Un monaco pericoloso

«Se cediamo alla rabbia l’energia negativa continuerà a espandersi. E allora non ci saranno più nemici, solo vittime». E’ un insegnamento di Thich Nhat Hanh, monaco e poeta vietnamita, esule da oltre quarant’anni.
Ancora una volta le vittime sono stati i discepoli di Thây, Maestro, come lo chiamano. Il monastero di Bat Nha, nel Vietnam centrale, dove vivono i monaci e le monache che s’ispirano al suo insegnamento, è stato devastato. Secondo le autorità locali si è trattato di “un affare interno tra sette buddhiste”. Per molti, invece, l’irruzione era pilotata dall’alto.

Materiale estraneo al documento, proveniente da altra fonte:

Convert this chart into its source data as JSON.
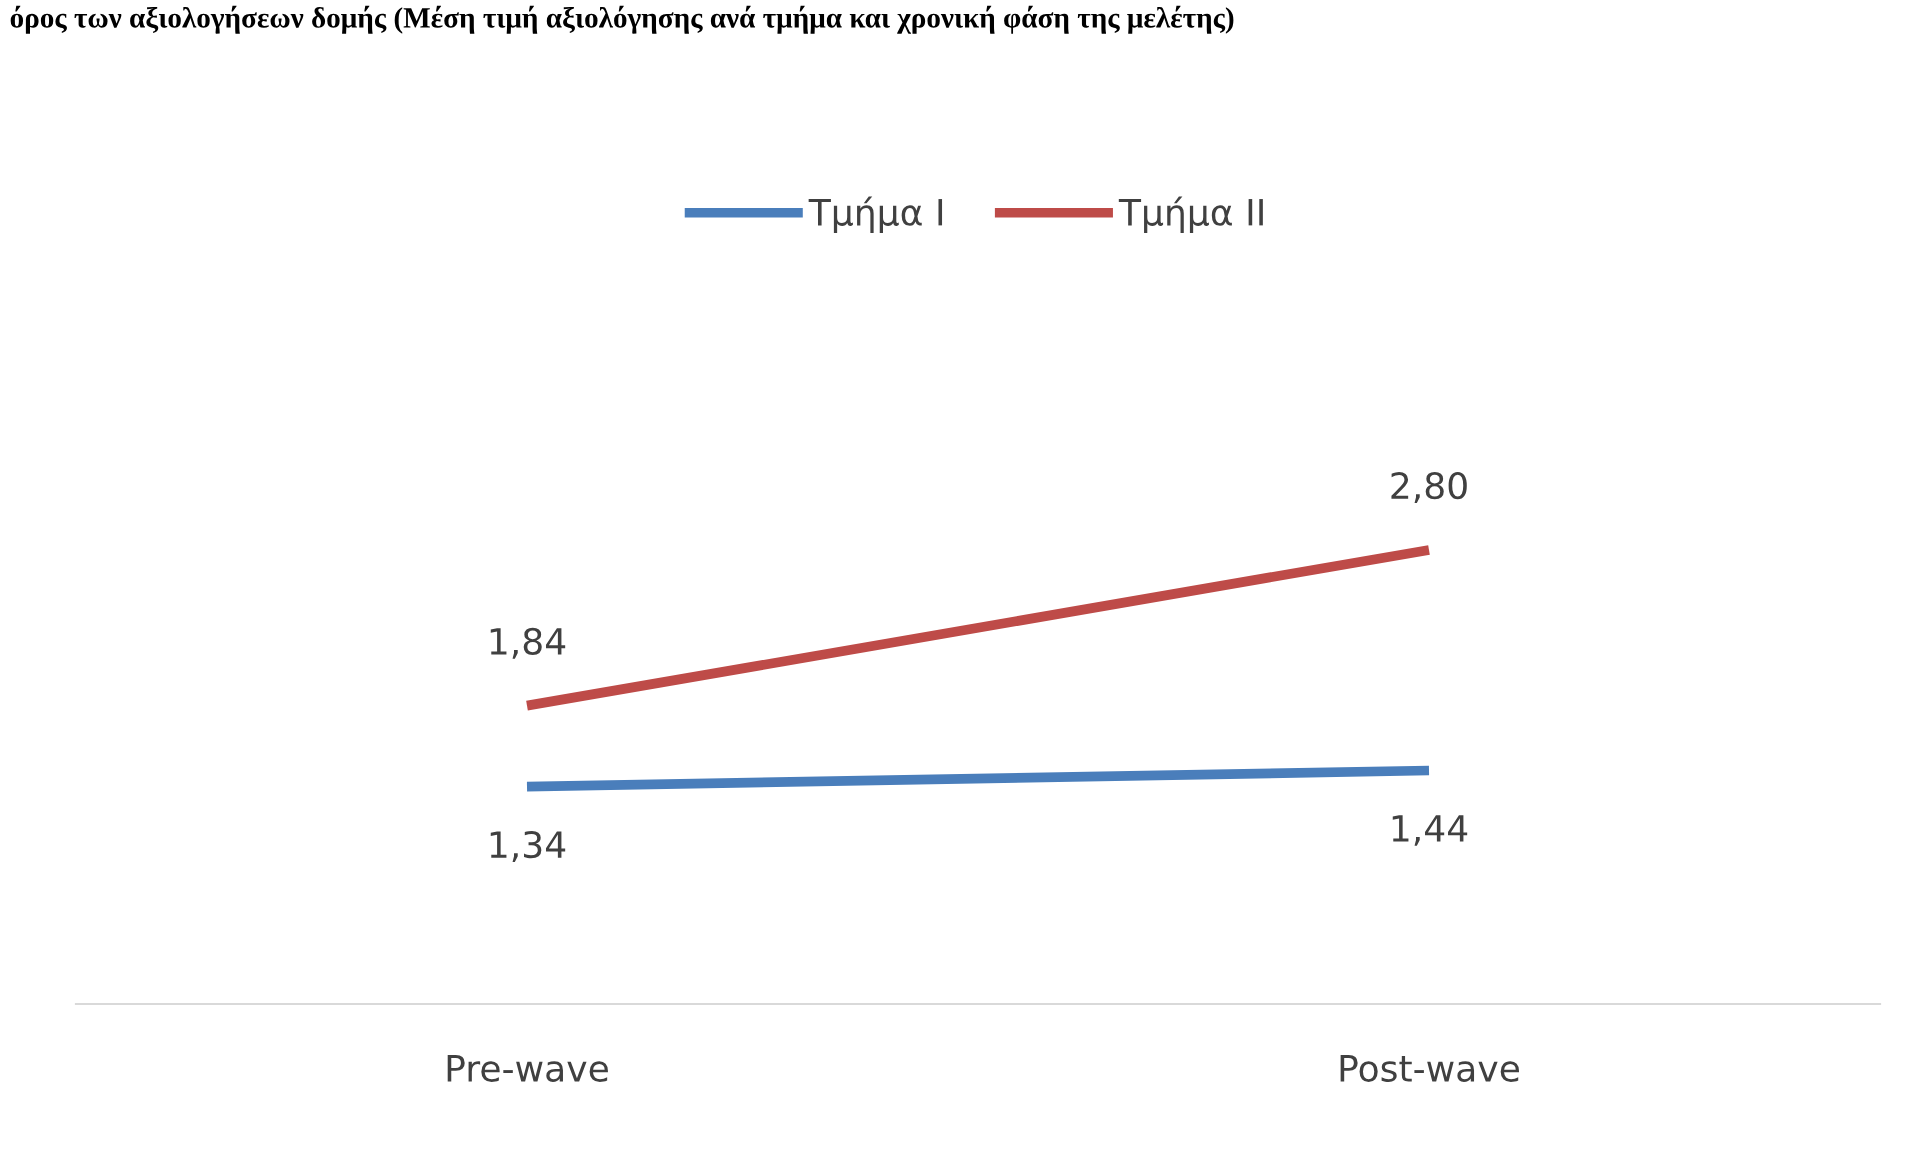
{
  "chart_data": {
    "type": "line",
    "title": "όρος των αξιολογήσεων δομής (Μέση τιμή αξιολόγησης ανά τμήμα και χρονική φάση της μελέτης)",
    "categories": [
      "Pre-wave",
      "Post-wave"
    ],
    "series": [
      {
        "name": "Τμήμα I",
        "color": "#4a7ebb",
        "values": [
          1.34,
          1.44
        ],
        "value_labels": [
          "1,34",
          "1,44"
        ]
      },
      {
        "name": "Τμήμα II",
        "color": "#be4b48",
        "values": [
          1.84,
          2.8
        ],
        "value_labels": [
          "1,84",
          "2,80"
        ]
      }
    ],
    "legend": "top",
    "grid": false,
    "marker": "none",
    "line_style": "solid"
  }
}
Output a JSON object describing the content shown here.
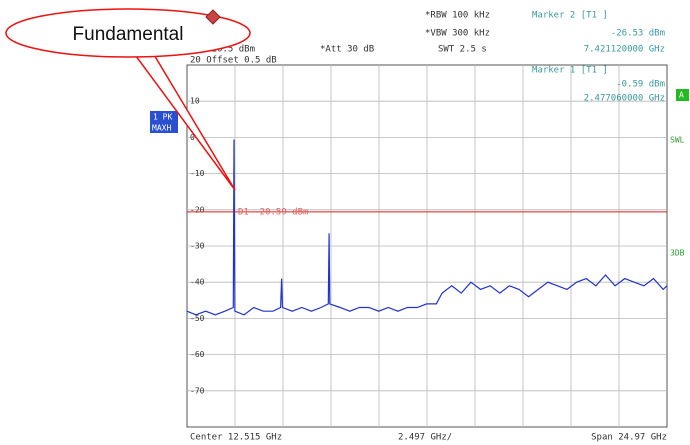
{
  "chart_data": {
    "type": "line",
    "callout": "Fundamental",
    "ref_level": "Ref 20.5 dBm",
    "offset": "20 Offset 0.5 dB",
    "attenuation": "*Att 30 dB",
    "rbw": "*RBW 100 kHz",
    "vbw": "*VBW 300 kHz",
    "sweep_time": "SWT 2.5 s",
    "markers": [
      {
        "label": "Marker 2 [T1 ]",
        "level": "-26.53 dBm",
        "freq": "7.421120000 GHz"
      },
      {
        "label": "Marker 1 [T1 ]",
        "level": "-0.59 dBm",
        "freq": "2.477060000 GHz"
      }
    ],
    "display_line": {
      "value": -20.59,
      "label": "D1 -20.59 dBm"
    },
    "trace_label": "1 PK",
    "detector_mode": "MAXH",
    "side_tag": "A",
    "right_labels": [
      "SWL",
      "3DB"
    ],
    "center": "Center 12.515 GHz",
    "per_div": "2.497 GHz/",
    "span": "Span 24.97 GHz",
    "color": "#2233cc",
    "x": [
      0.03,
      0.5,
      1.0,
      1.5,
      2.0,
      2.44,
      2.477,
      2.52,
      3.0,
      3.5,
      4.0,
      4.5,
      4.9,
      4.95,
      5.0,
      5.5,
      6.0,
      6.5,
      7.0,
      7.38,
      7.421,
      7.46,
      8.0,
      8.5,
      9.0,
      9.5,
      10.0,
      10.5,
      11.0,
      11.5,
      12.0,
      12.5,
      13.0,
      13.3,
      13.8,
      14.3,
      14.8,
      15.3,
      15.8,
      16.3,
      16.8,
      17.3,
      17.8,
      18.3,
      18.8,
      19.3,
      19.8,
      20.3,
      20.8,
      21.3,
      21.8,
      22.3,
      22.8,
      23.3,
      23.8,
      24.3,
      24.8,
      25.0
    ],
    "values": [
      -48,
      -49,
      -48,
      -49,
      -48,
      -47,
      -0.59,
      -48,
      -49,
      -47,
      -48,
      -48,
      -47,
      -39,
      -47,
      -48,
      -47,
      -48,
      -47,
      -46,
      -26.53,
      -46,
      -47,
      -48,
      -47,
      -47,
      -48,
      -47,
      -48,
      -47,
      -47,
      -46,
      -46,
      -43,
      -41,
      -43,
      -40,
      -42,
      -41,
      -43,
      -41,
      -42,
      -44,
      -42,
      -40,
      -41,
      -42,
      -40,
      -39,
      -41,
      -38,
      -41,
      -39,
      -40,
      -41,
      -39,
      -42,
      -41
    ],
    "xlim": [
      0.03,
      25.0
    ],
    "ylim": [
      -80,
      20
    ],
    "yticks": [
      -70,
      -60,
      -50,
      -40,
      -30,
      -20,
      -10,
      0,
      10
    ],
    "grid": true
  }
}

Thich Nhat Hanh, uno dei maggiori esponenti della tradizione Zen contemporanea, nato in Vietnam nel 1926, a sedici anni diviene monaco buddhista, ma ben presto si allontana dalla pratica tradizionale per seguire quella del “Buddhismo impegnato”. Inizia una lotta personale alla povertà, all’analfabetismo, alle ingiustizie sociali. Con l’escalation del conflitto diviene uno dei più importanti attivisti per la pace: nel 1964 crea la “Scuola della gioventù per i servizi sociali” e lavora nei villaggi della DMZ, la zona smilitarizzata tra Vietnam del Nord e del Sud che, nonostante il nome, fu teatro di numerose e violente battaglie. Intanto continua a spostarsi tra Stati Uniti, Francia e Singapore, rispettivamente per sostenere i movimenti pacifisti, come capo della delegazione buddhista ai colloqui di Parigi, per implorare Lee Kuan Yew, il signore della città stato, di dare asilo ai profughi. Nel 1966, dopo un’ennesima missione, gli è negato l’ingresso in patria e a nulla vale la candidatura al premio Nobel per la pace sostenuta da Martin Luther King nel 1967. Da allora vagabonda esule, finché, nel 1982, fonda un monastero buddhista in Francia. Nel 2005 il governo vietnamita lo invita a tornare per una serie di conferenze. «A quel tempo il governo voleva dimostrare la sua apertura alla libertà di culto. Era in gioco l’ammissione al WTO (l’organizzazione mondiale per il commercio) » spiega Giang Nguyen, capo della stazione vietnamita della BBC.
Ormai lo scopo è raggiunto, quindi sono riprese le critiche verso Thich Nhat Hanh e i suoi monaci, accusati di “approccio scorretto nei confronti della politica dello stato vietnamita”
L’approccio scorretto si basa sulla “presenza mentale”. «E’ la piena consapevolezza di sé, di ogni respiro, di ogni movimento, di ogni pensiero e sensazione, di tutto quanto ci riguarda» spiega Thây. «Dovete essere del tutto presenti per ottenere una diversa percezione della vita. Dovete essere come giardinieri che coltivano il giardino di casa: coltivare le emozioni, abbracciare le emozioni. Riprendere contatto anche con la vostra paura e la vostra rabbia, se volete superarle». E’ vero: è una pratica pericolosa.